No More Dirty has been around for seven and a half years. Whitlow has given his time to make sure that he continues to create change in his communities. Marcus Nelson, who is also known as DJ Sizahanz the producer, co-host and DJ for the Bible, Beats and Bars sessions, wants people to know just how much No More Dirty means to Fred.
“Fred has dedicated his life, I mean it is pretty obvious, but I can vouch that he has dedicated his life and well being for the betterment of the community,” Nelson said. “ He wants to see people better themselves, communities, families, black and brown and everybody else.”
Whitlow’s dedication will not end anytime soon as he has plans for the future of No More Dirty. He aspires it to be a company that provides wealth to black communities and families. He wants No More Dirty to keep giving a platform where the dreams of the young can come true. His overall plan is to make sure that those that do not have an example of what accomplishing a goal looks like, sees it at No More Dirty.
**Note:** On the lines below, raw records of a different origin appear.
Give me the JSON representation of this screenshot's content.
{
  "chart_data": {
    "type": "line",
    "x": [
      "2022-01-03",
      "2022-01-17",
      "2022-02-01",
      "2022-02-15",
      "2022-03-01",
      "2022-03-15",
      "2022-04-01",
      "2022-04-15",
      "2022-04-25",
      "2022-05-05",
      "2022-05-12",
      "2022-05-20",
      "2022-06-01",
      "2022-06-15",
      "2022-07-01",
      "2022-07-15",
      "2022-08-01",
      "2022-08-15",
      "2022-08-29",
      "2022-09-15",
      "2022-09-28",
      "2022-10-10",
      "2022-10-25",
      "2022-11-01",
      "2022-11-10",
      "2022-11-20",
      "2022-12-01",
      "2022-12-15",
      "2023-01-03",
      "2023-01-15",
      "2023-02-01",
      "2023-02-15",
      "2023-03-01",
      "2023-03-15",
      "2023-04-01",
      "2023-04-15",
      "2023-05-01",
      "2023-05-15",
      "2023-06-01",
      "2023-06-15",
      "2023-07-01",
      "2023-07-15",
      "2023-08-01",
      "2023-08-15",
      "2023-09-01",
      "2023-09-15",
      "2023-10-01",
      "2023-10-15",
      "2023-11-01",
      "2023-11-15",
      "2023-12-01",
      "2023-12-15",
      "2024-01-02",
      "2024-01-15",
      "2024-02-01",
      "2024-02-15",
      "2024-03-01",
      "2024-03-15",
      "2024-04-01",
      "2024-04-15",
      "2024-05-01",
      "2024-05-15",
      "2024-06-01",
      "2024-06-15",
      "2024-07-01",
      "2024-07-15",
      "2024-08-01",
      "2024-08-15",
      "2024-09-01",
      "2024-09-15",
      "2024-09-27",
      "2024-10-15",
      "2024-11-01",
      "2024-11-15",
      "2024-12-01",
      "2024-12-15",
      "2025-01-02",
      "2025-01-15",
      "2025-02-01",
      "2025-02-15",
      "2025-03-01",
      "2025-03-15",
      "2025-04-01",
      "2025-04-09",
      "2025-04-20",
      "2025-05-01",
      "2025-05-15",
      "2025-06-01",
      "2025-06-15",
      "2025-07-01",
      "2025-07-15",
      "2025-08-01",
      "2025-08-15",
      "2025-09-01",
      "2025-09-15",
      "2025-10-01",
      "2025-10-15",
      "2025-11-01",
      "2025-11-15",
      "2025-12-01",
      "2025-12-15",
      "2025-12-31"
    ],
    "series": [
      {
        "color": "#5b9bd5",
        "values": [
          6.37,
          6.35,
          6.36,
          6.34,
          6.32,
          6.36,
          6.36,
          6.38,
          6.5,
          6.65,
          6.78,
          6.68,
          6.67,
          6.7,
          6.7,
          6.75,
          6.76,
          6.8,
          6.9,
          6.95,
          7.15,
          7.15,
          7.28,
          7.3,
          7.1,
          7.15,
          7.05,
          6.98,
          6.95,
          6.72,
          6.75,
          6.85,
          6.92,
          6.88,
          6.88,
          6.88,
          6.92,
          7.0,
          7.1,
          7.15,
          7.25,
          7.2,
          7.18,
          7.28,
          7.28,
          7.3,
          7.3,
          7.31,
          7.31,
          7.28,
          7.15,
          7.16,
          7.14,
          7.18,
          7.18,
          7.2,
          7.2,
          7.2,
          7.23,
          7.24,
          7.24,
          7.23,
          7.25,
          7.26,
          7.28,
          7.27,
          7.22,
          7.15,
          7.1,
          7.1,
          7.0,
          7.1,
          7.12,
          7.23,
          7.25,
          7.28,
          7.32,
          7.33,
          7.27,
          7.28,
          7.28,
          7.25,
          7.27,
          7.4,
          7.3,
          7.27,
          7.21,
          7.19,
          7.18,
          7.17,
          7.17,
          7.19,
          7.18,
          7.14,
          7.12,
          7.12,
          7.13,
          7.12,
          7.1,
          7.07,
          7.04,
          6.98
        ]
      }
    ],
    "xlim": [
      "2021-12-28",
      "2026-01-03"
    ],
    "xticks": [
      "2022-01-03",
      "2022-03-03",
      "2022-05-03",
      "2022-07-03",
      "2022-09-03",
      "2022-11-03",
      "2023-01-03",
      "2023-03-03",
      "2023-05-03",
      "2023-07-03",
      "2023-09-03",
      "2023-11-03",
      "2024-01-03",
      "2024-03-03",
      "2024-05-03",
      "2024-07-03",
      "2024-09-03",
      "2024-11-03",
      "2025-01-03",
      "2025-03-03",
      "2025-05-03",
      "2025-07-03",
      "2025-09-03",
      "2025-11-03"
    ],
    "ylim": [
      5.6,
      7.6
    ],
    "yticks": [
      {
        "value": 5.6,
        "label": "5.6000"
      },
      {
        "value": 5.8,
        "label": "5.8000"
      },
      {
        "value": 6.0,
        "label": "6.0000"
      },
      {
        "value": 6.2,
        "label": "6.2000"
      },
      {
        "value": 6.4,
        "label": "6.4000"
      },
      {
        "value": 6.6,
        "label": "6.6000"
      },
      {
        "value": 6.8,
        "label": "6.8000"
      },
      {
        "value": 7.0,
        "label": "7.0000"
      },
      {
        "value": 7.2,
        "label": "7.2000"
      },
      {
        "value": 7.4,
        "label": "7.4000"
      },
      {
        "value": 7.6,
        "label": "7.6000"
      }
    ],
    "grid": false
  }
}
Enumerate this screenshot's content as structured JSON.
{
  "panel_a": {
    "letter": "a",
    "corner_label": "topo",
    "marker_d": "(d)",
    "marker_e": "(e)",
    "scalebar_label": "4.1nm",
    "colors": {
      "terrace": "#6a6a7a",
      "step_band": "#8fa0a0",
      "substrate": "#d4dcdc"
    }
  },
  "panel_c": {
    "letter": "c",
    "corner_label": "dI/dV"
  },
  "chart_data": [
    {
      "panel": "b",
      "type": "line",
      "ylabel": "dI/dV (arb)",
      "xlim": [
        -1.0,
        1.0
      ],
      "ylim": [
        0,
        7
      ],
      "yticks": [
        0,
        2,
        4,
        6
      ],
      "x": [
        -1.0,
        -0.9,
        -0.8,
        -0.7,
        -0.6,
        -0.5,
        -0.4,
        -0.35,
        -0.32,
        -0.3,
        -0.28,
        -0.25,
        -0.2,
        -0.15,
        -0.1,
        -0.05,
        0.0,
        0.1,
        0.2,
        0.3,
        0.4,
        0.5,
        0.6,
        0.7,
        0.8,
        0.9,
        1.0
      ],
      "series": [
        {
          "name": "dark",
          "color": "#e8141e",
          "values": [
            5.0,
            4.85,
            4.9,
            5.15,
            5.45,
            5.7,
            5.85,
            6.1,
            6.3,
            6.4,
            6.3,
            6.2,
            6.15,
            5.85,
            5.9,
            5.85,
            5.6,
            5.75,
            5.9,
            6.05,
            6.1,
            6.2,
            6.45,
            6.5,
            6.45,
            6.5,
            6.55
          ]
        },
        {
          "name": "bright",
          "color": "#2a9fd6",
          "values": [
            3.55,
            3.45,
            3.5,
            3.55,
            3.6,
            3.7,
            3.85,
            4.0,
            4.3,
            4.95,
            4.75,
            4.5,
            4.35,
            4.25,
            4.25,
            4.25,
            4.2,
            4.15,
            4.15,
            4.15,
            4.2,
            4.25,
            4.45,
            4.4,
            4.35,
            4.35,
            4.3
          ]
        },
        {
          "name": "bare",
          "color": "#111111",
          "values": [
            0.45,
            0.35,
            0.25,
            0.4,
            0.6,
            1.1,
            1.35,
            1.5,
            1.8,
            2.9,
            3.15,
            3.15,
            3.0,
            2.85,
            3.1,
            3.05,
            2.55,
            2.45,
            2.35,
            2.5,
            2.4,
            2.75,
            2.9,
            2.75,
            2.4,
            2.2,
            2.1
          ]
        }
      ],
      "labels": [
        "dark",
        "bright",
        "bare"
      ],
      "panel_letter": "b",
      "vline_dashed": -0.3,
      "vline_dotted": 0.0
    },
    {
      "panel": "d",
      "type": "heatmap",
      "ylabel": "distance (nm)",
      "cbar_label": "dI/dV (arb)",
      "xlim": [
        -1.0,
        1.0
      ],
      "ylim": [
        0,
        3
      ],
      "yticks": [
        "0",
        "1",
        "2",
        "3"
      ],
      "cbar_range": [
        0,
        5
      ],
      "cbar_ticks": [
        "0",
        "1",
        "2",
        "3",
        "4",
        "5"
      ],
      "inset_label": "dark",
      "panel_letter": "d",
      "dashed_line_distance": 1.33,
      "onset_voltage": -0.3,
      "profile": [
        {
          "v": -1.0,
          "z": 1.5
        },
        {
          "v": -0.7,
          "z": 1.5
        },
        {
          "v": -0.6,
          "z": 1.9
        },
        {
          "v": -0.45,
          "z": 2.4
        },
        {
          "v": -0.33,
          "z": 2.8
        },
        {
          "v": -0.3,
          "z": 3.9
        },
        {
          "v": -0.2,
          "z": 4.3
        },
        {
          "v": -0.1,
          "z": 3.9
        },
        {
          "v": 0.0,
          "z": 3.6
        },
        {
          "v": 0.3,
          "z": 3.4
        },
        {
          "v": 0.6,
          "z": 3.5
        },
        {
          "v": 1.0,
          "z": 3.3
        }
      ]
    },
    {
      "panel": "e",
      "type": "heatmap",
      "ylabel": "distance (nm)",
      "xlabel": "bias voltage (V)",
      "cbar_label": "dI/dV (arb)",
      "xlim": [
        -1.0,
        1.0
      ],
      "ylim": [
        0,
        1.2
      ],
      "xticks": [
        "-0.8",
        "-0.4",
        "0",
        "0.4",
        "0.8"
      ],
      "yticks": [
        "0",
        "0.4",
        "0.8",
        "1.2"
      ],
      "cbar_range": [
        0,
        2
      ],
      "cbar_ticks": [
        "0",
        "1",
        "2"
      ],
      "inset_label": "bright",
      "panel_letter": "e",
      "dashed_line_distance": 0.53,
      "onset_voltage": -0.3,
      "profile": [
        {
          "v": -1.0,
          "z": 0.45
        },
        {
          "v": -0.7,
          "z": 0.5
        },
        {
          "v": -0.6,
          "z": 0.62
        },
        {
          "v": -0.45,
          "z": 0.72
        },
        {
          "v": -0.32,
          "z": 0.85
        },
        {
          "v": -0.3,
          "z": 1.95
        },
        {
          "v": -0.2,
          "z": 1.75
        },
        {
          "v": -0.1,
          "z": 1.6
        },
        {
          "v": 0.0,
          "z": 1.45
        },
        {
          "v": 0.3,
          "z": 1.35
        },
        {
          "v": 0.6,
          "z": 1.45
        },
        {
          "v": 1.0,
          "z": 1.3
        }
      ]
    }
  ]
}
“I see No More Dirty as being that parent company that then actually develops and launches people into becoming executives, black excellence in whatever area of expertise. I am going to help young people do the same things adults are doing and do it within a two to five year range. So by the time you get to that adult age, by watching what we are doing with our smart programs, summer initiatives, the greatness project, they will already be able to do what it is they love and their content will be clean,” Whitlow said. “The goal is to provide internships for those 13 to18 and for me, I want to never have to lose the autonomy of creativity.”
Whitlow wants every listener to know, even if it is their first or 100th listen, that no pain nor hardship lasts forever. His message is that whatever his listeners do, they can be successful in it without doing it dirty.
“Whatever your toughest moment is, it is not your last moment,” Whitlow said. “You tuned into the number one show that is going to help you see that you can do this and that you can do it without using negative, illegal, immoral or unethical means. If you want to get this money, you do not have to sell drugs to get it. If you want to be a great artist, you do not have to do this or that to be it. You just have to do hard work, research, and be consistent with balance. Have time to rest, time for spiritual means and support. If you do not find those, hopefully our show or our platform in any form helps you find one of those 21st century interventions.”